Let \(\mathrm{dp}[v]\) be the maximum number of operations performable starting from the state where the only piece is placed on vertex \(v\), i.e. the maximum contribution of a piece on vertex \(v\). If this value is found for all \(v = 1, 2, \ldots, N\), then the answer is found as \(\sum_{v =1}^N \mathrm{dp}[v] \times A_v\). Hereinafter, we try to find \(\mathrm{dp}[\ast]\) with Dynamic Programming (DP).

If you remove a piece from a vertex \(v\) and pieces are placed on vertices in a set \(S\), then \(\mathrm{dp}[u]\) operations originating from each vertex \(u \in S\) are performable, for a total of \(\sum_{u \in S} \mathrm{dp}[u]\) times.

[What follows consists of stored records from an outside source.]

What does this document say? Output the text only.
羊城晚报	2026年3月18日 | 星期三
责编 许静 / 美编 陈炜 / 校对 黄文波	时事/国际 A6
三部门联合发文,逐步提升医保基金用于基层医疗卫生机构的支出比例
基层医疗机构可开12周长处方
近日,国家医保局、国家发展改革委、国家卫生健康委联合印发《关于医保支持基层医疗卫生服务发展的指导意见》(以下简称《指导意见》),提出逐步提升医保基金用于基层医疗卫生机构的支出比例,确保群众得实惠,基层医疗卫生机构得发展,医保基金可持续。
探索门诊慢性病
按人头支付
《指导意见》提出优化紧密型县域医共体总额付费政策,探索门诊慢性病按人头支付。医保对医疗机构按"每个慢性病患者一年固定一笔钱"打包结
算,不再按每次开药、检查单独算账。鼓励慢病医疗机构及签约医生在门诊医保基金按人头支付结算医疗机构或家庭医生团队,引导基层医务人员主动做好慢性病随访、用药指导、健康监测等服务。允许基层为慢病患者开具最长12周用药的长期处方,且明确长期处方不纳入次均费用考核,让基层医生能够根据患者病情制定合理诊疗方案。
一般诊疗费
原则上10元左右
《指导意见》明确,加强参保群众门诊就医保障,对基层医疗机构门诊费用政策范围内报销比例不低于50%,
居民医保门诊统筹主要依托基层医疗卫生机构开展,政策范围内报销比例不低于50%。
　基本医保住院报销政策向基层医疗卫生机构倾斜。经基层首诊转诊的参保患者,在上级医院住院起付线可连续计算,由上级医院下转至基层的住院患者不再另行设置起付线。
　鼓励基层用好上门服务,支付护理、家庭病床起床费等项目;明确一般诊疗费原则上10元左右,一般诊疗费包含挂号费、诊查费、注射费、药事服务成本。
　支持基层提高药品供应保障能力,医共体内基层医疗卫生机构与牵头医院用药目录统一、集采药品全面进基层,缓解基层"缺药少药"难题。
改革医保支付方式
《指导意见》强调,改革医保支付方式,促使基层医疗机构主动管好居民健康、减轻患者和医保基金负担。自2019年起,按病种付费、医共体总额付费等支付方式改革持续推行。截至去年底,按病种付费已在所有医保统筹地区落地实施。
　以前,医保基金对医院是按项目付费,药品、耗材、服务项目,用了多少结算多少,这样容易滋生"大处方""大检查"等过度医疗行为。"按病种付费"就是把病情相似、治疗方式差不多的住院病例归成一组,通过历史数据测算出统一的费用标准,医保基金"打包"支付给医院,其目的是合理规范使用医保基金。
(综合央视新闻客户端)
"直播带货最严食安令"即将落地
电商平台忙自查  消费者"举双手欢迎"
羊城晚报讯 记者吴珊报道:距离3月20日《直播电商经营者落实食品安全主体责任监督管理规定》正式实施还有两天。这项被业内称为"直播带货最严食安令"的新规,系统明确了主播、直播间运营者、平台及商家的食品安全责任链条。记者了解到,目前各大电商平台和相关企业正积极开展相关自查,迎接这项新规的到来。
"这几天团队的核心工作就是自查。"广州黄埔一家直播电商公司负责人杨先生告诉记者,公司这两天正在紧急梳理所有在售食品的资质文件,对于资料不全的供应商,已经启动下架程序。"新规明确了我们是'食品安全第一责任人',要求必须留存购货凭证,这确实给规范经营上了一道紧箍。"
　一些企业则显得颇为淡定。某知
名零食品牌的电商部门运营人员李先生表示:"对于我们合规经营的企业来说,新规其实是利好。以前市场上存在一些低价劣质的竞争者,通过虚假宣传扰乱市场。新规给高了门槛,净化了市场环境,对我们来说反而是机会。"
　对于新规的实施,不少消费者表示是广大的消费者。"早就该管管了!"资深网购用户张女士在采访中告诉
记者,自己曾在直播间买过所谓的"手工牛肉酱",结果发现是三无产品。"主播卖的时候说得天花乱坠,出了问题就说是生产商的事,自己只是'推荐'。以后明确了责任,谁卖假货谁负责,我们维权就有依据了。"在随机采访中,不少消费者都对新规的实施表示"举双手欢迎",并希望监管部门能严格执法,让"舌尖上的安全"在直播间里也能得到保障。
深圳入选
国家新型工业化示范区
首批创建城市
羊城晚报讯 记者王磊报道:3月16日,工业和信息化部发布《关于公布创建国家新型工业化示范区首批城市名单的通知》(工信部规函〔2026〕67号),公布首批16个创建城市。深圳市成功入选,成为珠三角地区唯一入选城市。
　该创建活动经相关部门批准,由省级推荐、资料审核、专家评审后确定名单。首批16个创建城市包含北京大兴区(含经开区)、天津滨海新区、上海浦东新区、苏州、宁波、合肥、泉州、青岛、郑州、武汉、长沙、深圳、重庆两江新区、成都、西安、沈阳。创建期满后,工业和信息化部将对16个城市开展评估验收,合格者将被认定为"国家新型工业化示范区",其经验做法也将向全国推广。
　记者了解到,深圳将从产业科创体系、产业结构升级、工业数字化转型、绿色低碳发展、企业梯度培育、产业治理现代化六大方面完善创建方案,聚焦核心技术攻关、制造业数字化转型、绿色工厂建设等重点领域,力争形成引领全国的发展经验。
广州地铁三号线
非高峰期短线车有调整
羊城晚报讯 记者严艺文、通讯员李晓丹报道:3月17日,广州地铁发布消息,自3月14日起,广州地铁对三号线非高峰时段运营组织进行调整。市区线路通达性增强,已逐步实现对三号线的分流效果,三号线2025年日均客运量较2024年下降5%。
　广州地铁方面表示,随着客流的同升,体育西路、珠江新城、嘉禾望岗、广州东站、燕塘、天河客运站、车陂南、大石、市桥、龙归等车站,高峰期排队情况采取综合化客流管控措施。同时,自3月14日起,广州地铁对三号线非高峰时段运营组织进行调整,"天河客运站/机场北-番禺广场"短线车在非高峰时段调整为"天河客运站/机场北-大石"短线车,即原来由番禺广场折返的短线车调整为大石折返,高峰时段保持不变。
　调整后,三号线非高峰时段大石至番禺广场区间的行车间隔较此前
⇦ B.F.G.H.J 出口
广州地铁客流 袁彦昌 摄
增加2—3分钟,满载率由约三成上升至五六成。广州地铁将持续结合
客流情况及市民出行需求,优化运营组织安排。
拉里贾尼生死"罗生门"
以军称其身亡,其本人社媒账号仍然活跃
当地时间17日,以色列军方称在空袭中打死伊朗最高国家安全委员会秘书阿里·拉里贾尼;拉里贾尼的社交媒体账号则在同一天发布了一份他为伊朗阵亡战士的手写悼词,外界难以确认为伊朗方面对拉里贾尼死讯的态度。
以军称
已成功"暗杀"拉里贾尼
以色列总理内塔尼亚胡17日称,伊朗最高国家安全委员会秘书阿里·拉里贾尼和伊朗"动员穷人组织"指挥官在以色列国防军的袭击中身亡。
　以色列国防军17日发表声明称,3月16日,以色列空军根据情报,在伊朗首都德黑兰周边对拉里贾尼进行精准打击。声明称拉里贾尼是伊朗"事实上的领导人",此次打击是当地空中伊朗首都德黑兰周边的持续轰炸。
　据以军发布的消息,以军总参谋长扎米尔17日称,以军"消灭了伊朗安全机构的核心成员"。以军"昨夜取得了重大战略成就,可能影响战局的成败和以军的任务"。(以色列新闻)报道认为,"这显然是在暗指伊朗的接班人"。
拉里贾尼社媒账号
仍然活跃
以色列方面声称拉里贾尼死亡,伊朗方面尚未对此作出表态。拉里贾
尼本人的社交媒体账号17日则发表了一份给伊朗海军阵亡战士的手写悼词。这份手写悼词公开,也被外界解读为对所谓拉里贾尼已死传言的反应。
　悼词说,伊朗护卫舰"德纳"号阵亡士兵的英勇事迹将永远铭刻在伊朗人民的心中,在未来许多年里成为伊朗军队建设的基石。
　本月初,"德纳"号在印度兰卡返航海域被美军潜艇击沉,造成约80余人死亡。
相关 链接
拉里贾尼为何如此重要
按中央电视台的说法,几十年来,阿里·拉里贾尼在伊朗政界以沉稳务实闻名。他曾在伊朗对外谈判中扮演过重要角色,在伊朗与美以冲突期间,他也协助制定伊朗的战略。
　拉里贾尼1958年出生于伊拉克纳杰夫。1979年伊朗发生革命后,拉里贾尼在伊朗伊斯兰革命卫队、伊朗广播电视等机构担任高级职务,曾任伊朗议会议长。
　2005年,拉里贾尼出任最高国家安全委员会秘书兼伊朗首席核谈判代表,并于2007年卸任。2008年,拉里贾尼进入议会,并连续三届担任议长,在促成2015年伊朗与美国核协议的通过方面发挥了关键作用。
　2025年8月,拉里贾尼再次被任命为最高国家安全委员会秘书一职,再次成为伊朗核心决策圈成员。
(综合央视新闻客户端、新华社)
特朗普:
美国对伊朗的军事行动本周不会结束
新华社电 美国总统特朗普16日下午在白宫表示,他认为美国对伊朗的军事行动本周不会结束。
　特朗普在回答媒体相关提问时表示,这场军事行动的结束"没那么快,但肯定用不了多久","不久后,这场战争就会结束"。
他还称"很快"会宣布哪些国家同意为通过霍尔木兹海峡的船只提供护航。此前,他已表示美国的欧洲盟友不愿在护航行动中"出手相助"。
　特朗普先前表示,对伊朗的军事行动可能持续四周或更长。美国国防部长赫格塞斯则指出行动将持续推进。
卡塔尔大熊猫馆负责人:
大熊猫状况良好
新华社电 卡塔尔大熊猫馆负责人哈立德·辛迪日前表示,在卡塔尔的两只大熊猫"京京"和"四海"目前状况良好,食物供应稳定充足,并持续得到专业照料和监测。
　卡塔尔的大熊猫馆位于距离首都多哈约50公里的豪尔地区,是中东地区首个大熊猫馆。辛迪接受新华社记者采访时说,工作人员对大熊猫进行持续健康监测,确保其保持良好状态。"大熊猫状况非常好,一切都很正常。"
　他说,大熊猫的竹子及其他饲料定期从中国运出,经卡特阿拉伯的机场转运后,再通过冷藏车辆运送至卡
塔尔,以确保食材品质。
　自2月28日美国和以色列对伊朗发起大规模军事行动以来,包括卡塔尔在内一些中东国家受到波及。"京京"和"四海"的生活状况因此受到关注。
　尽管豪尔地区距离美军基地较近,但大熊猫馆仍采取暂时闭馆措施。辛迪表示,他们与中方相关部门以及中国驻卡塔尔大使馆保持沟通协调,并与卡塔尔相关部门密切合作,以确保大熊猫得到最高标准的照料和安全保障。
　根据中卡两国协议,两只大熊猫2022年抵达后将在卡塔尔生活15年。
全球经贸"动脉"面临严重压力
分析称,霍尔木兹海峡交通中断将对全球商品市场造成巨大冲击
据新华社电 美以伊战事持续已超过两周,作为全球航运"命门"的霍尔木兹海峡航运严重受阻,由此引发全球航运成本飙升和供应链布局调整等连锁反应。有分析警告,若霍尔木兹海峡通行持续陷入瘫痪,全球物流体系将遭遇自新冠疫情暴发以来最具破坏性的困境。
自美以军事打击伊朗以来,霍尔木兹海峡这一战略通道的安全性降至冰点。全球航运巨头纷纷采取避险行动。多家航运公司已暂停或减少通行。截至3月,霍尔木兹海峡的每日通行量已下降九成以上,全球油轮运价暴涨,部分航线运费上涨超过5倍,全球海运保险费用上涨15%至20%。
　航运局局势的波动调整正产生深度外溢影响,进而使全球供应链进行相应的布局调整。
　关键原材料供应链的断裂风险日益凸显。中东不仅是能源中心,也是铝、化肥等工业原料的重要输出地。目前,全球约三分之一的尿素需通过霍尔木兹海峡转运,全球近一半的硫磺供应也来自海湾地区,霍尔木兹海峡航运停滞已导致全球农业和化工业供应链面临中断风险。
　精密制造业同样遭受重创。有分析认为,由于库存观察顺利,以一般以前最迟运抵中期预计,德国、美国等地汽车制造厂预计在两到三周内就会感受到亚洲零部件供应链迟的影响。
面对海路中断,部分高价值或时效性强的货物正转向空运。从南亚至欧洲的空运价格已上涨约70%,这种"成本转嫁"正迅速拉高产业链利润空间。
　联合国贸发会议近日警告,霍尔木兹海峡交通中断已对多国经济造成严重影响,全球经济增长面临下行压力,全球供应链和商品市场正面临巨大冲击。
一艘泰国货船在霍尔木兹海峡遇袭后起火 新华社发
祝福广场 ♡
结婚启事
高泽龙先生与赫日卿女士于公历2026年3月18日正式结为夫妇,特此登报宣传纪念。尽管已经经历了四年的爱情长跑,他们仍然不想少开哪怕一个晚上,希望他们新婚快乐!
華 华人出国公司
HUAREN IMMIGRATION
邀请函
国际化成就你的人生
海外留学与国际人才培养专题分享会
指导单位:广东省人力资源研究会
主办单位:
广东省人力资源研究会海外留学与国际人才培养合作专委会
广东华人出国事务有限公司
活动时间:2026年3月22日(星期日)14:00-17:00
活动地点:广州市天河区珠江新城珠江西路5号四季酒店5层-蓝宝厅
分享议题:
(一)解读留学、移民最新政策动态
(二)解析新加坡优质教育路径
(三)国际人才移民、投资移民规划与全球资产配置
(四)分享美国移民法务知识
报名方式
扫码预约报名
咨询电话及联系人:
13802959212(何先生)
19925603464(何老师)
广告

Thus, it is sufficient to choose \(S\) that maximizes \(\sum_{u \in S} \mathrm{dp}[u]\); in other words,

\[\mathrm{dp}[v] = 1 + \max_S \sum_{u \in S} \mathrm{dp}[u] \tag{1}.\]

Here, \(S\) takes any (possibly empty) set of vertices adjacent to \(v\) such that \(\sum_{u \in S} W_u \lt W_v\).

Since \(S\) can only contain vertices \(u\) with \(W_u \lt W_v\), the right hand side of equation (1) only consists of vertices \(u\) with \(W_u \lt W_v\), so \(\mathrm{dp}[v]\) can be successively found for all \(v\) in ascending order of \(W_v\).

For a fixed \(v\), the right hand side of equation (1) can be regarded as the following knapsack problem:

For each of the vertices \(u_1, u_2, \ldots, u_{\deg(v)}\) adjacent to \(v\), the value of \(u_i\) is given as \(\mathrm{dp}[u_i]\), and its cost as \(W_{u_i} \). Maximize the total value of chosen vertices, subject to the constraint that the total cost adds up to \(W_v\).

This can be solved in \(O(\deg(v) \times W_v)\) time with DP.

Since

\[\sum_{v = 1}^N \deg(v) W_v \leq W_{\max} \sum_{v = 1}^N \deg(v) = W_{\max} \times 2M,\]

where \(W_{\max} \coloneqq \max \lbrace W_1, W_2, \ldots, W_N \rbrace\), one can solve the knapsack problem above for all vertices in a total of \(O(MW_{\max})\) time.